Sie bemerkten die Personen nicht, die etliche Meter von ihnen entfernt waren und sich nach der Warnung des Elflingmädchens rasch hinter einigen Felsen verborgen hatten.
»Die Diener eines Magiers«, murmelte Khaeli.
»Wo die sind, ist Malucius nicht weit«, knurrte Phobos und ein Zittern ging durch seinen Körper.
Die Kämpfer hielten sich verborgen, denn sie waren im Vorteil, solange die bissigen kleinen Schattenfeen sie nicht entdeckten.
Die beiden Vampire knurrten leise und tief in ihrer Brust, als nach der Meute tatsächlich Malucius aus dem Spalt trat und sich mit der Hand das Gesicht überschattete. Nach Tagen in der Dunkelheit musste selbst die rote Abendsonne zu viel für seine Augen sein.
»Er hat Arian nicht dabei«, murmelte Megan, die ein elegantes Opernglas vor ihre Augen hielt.
»Was hat dieser widerliche Mistkerl mit ihm gemacht?!«, fauchte Riley leise und krallte seine Fingernägel in Phobos’ Fleisch.
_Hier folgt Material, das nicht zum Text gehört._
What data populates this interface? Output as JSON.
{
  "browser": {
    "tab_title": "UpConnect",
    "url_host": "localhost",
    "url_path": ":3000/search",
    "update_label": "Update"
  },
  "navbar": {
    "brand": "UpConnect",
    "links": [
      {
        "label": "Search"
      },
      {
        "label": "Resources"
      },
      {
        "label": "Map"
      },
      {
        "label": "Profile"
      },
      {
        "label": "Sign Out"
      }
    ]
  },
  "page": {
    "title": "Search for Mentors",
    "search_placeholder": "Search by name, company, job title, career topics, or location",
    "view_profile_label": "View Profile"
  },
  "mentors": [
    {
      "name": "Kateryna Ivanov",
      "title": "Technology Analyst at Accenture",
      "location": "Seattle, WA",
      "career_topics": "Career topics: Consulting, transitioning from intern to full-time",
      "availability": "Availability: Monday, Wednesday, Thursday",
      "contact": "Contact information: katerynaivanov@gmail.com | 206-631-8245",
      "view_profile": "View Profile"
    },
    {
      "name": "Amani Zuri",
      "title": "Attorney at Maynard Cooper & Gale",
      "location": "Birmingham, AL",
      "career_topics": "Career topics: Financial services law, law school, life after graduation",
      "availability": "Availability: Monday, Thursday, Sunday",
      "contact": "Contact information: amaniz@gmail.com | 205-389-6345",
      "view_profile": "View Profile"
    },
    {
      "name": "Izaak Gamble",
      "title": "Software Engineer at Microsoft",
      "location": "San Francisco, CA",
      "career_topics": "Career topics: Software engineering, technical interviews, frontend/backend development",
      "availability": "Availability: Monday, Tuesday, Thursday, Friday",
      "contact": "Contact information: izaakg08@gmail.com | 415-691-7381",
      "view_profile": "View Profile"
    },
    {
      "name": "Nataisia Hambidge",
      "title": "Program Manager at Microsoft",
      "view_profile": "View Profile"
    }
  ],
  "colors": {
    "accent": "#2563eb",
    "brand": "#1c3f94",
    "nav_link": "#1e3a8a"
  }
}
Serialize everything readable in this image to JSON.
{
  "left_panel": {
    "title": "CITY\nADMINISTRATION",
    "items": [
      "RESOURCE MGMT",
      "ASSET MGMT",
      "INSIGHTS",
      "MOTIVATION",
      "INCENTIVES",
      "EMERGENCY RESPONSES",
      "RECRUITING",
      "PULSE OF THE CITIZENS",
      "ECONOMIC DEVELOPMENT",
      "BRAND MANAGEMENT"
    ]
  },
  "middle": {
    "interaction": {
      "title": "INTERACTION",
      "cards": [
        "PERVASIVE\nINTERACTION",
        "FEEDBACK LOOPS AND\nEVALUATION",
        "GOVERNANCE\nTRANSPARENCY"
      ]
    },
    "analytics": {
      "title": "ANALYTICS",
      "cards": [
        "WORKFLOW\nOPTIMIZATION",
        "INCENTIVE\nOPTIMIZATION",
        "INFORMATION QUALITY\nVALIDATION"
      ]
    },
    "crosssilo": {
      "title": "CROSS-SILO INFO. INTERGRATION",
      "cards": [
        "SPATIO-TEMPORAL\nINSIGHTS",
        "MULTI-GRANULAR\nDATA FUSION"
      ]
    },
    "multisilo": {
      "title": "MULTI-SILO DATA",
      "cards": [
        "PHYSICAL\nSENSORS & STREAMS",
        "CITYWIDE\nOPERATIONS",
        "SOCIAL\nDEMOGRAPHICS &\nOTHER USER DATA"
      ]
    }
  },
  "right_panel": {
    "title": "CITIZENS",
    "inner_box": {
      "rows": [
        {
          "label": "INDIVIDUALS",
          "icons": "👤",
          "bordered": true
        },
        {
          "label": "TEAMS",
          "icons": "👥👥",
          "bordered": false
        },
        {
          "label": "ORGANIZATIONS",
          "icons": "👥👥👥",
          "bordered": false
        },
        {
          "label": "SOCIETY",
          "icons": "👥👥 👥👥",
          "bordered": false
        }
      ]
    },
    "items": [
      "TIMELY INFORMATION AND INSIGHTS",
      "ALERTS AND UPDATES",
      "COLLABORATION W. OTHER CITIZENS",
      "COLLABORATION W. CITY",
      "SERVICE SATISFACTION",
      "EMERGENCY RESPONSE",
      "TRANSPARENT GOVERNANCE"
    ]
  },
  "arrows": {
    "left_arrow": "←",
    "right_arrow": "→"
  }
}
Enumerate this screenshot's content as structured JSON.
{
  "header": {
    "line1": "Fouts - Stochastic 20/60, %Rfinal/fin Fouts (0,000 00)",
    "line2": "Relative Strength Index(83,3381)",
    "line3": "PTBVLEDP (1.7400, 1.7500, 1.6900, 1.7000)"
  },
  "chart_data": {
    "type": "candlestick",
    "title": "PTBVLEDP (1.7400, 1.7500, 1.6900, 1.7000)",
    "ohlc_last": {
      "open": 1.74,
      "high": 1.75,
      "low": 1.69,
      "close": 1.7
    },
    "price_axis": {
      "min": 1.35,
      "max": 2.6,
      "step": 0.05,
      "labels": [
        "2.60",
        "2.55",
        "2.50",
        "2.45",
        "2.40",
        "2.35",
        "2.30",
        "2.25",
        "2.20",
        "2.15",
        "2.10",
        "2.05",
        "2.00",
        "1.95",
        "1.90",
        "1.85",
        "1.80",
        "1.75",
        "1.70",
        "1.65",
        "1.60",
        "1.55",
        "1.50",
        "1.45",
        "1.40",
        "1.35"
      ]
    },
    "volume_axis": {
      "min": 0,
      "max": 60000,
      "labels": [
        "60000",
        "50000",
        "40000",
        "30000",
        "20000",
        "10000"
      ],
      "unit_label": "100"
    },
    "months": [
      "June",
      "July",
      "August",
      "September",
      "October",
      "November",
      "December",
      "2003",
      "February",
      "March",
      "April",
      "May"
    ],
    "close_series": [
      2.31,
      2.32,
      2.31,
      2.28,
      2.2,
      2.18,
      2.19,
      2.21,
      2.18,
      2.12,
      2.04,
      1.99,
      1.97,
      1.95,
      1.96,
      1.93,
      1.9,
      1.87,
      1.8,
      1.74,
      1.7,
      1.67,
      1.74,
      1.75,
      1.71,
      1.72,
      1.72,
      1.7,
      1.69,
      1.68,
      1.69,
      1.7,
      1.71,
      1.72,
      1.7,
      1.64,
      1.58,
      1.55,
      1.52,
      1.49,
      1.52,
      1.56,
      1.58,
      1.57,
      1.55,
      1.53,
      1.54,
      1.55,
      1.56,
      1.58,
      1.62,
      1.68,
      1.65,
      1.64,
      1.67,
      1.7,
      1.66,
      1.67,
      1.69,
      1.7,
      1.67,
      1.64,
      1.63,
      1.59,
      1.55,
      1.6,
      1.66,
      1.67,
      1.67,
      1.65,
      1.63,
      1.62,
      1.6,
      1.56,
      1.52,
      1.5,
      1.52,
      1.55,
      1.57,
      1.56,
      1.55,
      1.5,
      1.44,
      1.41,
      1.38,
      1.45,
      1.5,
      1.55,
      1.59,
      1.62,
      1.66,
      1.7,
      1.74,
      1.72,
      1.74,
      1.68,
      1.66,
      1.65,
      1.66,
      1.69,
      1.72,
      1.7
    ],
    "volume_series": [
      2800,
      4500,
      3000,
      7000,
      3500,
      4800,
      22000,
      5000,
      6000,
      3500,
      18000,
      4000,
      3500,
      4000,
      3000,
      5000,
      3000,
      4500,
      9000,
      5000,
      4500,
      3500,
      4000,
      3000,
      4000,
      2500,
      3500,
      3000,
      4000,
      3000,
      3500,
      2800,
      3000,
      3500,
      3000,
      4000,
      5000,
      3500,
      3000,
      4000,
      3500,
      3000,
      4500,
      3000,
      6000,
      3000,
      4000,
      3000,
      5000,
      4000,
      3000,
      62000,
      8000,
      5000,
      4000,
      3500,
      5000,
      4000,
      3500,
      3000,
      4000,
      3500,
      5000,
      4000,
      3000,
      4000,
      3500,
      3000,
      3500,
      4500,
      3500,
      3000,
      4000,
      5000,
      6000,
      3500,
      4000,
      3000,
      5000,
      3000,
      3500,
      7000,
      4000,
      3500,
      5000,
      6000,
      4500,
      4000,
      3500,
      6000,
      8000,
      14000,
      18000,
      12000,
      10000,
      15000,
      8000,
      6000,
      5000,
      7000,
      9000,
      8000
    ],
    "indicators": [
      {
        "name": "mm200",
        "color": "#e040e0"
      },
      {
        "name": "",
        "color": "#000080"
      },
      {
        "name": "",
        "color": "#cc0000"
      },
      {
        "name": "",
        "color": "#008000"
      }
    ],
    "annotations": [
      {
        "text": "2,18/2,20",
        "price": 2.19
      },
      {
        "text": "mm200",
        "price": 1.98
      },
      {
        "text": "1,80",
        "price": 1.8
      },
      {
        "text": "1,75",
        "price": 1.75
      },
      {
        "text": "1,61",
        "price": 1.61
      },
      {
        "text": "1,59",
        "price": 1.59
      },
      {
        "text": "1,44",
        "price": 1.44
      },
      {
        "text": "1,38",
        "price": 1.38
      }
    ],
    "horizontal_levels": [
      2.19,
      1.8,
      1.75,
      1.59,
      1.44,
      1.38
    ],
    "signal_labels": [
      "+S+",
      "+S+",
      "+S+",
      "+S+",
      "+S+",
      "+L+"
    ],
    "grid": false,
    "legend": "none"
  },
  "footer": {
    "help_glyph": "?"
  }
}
Der spürte den stechenden Schmerz sogar durch seine ledernen Armschienen.
»Au, Schatz, du brichst mir den Arm«, zischte er und der junge Vampir ließ von ihm ab.
Sie warteten, bis der Reaper und seine kleinen Diener außer Sichtweite waren und schlichen dann im Schutz der Felsen hinterher, immer weiter den schmalen Bergpfad entlang, der an manchen Stellen so steil abfiel, dass Abrutschen und Abstürzen mit dem Tod würde enden können.
Vorsichtig erreichten sie den Kraterrand und lugten um die Felsen herum. Das Loch im Boden, das tief in den Berg führte und dampfte, glomm in der immer stärker werdenden Dunkelheit wie das Tor zur Hölle. Es musste randvoll sein mit glühendem und tausende von Grad heißem flüssigem Gestein.
»Sieh’ mal einer an, der uns da gefunden hat!« Malucius hatte sie bereits erwartet.